Gratitude, Growth, Transition
By Rev. Becky Brown | 2023-05-13 | 3 min read
There is no doubt in my mind that God led me to First United Methodist Church of Waynesville just over 14 years ago. I was nearing the completion of my MDiv studies at Duke Divinity School and searching for a local church to serve as my first appointment in ministry. Even though I was a candidate for Deacon’s orders, I requested to be “put on the Associate Pastors’ list” (which is typically only reserved for Elders) with Bishop Goodpaster because I wanted to explore all aspects of local church ministry. I completed a phone interview with a member of Staff Parrish from FUMC, and was invited to interview in person. I was so nervous, since this was my first real job interview for a full-time position. Andy and I really wanted to move back to the mountains, and were hoping this congregation would be a good fit. With fear, trembling, and tons of prayer, I interviewed with a large gathering of members that made up the SPRC. I was not really sure how it all went, considering I was so “green” and hadn’t preached many sermons, and hadn’t presided over ANY funerals. I was at 25-year-old newlywed, and the one who snuck on the list of candidates available to be interviewed. The church wasn’t looking for a deacon, they wanted an elder; and ya’ll ended up with me.

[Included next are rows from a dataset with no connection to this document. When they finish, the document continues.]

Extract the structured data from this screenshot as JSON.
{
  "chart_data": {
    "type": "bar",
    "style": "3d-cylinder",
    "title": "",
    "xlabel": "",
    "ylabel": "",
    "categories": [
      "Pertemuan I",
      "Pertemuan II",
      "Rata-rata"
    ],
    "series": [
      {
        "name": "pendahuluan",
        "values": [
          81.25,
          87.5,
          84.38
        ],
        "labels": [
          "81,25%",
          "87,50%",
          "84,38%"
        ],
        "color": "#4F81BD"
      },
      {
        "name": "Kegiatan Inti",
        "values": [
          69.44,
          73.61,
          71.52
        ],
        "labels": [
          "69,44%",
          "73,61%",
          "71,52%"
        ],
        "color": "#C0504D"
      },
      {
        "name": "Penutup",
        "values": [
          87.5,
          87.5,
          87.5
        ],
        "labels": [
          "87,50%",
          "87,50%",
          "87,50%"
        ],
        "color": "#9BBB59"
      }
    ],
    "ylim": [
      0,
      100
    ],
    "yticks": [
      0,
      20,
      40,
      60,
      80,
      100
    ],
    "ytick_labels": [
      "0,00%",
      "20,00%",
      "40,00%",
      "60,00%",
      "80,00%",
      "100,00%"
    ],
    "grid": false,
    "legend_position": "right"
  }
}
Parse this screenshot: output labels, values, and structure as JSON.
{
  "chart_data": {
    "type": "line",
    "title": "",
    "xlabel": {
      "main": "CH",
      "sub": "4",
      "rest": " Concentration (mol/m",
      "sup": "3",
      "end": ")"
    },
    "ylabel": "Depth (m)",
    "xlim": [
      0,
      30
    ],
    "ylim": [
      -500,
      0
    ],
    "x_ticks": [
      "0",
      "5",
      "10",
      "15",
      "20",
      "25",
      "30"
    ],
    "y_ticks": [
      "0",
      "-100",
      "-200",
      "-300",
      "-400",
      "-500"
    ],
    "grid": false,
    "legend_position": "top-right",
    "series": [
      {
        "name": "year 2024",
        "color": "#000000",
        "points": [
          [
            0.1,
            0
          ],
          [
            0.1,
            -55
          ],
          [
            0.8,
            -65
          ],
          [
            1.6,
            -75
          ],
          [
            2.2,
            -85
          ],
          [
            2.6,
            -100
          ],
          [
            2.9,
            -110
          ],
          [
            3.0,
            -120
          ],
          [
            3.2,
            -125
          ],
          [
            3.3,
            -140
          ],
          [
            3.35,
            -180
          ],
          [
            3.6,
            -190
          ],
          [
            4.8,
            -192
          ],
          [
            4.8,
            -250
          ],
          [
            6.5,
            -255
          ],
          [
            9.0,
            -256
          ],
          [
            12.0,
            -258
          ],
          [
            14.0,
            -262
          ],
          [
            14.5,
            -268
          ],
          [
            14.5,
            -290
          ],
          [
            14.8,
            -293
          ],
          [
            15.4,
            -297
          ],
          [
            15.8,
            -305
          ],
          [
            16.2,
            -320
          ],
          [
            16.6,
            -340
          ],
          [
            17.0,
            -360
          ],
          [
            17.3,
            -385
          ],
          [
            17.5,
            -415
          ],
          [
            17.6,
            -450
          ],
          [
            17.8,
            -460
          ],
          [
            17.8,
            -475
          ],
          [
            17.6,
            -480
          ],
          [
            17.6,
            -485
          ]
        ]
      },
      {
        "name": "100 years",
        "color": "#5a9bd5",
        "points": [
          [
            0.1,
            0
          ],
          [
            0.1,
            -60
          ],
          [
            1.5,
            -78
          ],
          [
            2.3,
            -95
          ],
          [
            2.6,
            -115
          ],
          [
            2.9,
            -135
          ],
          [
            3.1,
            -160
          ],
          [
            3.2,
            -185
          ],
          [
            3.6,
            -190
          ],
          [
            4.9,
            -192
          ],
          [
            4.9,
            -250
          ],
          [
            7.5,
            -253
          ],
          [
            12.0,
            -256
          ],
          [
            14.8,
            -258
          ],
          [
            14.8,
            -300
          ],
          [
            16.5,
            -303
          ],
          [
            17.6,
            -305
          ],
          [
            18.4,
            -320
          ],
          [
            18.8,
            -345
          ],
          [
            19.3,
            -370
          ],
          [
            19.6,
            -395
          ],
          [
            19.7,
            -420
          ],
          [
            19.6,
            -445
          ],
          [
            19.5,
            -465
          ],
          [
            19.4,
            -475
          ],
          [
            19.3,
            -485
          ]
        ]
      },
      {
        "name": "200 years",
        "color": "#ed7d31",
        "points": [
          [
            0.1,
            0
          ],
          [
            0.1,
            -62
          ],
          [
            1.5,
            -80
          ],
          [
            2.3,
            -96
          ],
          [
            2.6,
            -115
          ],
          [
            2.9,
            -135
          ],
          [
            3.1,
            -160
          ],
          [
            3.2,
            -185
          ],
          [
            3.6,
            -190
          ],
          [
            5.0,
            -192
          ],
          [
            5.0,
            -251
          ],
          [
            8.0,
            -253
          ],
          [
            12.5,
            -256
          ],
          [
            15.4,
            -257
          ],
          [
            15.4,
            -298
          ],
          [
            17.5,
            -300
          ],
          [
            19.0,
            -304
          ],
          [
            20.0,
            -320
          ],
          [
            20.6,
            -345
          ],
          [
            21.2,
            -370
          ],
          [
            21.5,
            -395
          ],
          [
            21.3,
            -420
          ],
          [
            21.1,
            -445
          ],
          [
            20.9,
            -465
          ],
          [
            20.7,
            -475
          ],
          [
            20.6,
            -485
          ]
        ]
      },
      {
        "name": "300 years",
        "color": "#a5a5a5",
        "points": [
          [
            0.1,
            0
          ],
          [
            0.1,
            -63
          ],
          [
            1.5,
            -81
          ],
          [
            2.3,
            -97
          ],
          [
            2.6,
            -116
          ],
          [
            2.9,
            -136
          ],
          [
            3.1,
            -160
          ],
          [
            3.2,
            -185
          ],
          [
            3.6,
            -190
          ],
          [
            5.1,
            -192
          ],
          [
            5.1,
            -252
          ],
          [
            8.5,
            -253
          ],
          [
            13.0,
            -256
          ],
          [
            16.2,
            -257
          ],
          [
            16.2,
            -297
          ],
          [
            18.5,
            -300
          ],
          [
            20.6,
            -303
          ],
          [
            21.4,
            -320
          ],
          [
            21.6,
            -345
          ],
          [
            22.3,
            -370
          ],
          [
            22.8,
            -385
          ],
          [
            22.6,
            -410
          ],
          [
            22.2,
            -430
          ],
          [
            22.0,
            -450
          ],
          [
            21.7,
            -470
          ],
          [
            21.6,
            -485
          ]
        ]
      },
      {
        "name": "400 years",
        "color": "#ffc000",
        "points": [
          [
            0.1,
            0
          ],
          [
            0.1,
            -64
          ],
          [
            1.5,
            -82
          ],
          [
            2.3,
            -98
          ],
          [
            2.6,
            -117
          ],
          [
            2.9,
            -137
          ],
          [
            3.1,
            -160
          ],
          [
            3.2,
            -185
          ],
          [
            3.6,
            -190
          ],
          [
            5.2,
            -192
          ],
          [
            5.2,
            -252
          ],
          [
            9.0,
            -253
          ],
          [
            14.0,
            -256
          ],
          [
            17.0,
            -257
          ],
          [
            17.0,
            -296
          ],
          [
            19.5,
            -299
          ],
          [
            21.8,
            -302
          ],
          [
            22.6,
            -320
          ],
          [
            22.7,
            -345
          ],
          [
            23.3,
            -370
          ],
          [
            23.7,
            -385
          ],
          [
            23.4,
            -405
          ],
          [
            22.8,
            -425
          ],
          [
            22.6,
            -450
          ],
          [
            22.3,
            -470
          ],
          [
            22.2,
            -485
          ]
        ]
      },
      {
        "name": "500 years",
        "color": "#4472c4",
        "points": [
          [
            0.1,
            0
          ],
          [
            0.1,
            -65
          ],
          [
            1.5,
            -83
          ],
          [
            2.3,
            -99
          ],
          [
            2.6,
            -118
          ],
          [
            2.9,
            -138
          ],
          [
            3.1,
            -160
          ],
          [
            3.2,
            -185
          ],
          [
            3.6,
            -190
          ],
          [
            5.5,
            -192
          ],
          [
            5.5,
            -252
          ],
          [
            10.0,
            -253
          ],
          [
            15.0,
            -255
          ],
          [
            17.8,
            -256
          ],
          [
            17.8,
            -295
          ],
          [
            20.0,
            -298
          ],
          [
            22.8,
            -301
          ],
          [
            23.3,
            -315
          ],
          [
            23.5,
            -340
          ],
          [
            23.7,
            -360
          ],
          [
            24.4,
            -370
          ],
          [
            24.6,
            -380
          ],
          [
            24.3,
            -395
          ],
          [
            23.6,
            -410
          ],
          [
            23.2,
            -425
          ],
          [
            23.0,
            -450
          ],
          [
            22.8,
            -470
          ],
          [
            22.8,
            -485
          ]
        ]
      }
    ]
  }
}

There is no way for me to adequately express my gratitude to this congregation. From my first Sunday in worship, I have felt a tremendous welcome and acceptance. I know my first few sermons were pretty rough, but you all loved me and encouraged me through them. Friends would often ask if it was difficult for me to be surrounded by SO MANY retired ministers, since they thought it would be incredibly intimidating. It was, at first. However, I was met with such encouragement, appreciation, and guidance that those feelings quickly dissipated. Over these 14 years of ministry life together, I have grown immensely as a human being, as a Christian, as a leader, and as a pastor. It has been my complete joy to serve in ministry alongside of such a dynamic and caring congregation that has a heart for service and justice. You have poured into me, just as I have poured into each of you.
When I began my 5-week renewal time, I knew my heart was tired. I hoped to be completely rejuvenated after that time, and ready to continue serving God in this church 100% once again. Yet, as I journeyed alongside of God in prayer, journaling, scripture reading, and gathering with spiritual friends, I came to realize that my soul is tired and in need of much more time to be fully restored. This came as a surprise to me, but I have heard God say over and over again – “You need rest. Not yet. You’re not ready to return.” Therefore, I will be leaving the church staff, effective June 1. I have requested to be placed on Personal Leave for this next annual conference year. Our family will remain in Waynesville, and I will not be taking another position elsewhere. I simply will be going home to heal, rest, and soak up precious time with my supportive and loving husband and our children. We plan to continue to worship at FUMC and serve God with you all, so this isn’t goodbye. While I grieve the loss of being one of your pastors, I am grateful to remain your friend and sister in Christ.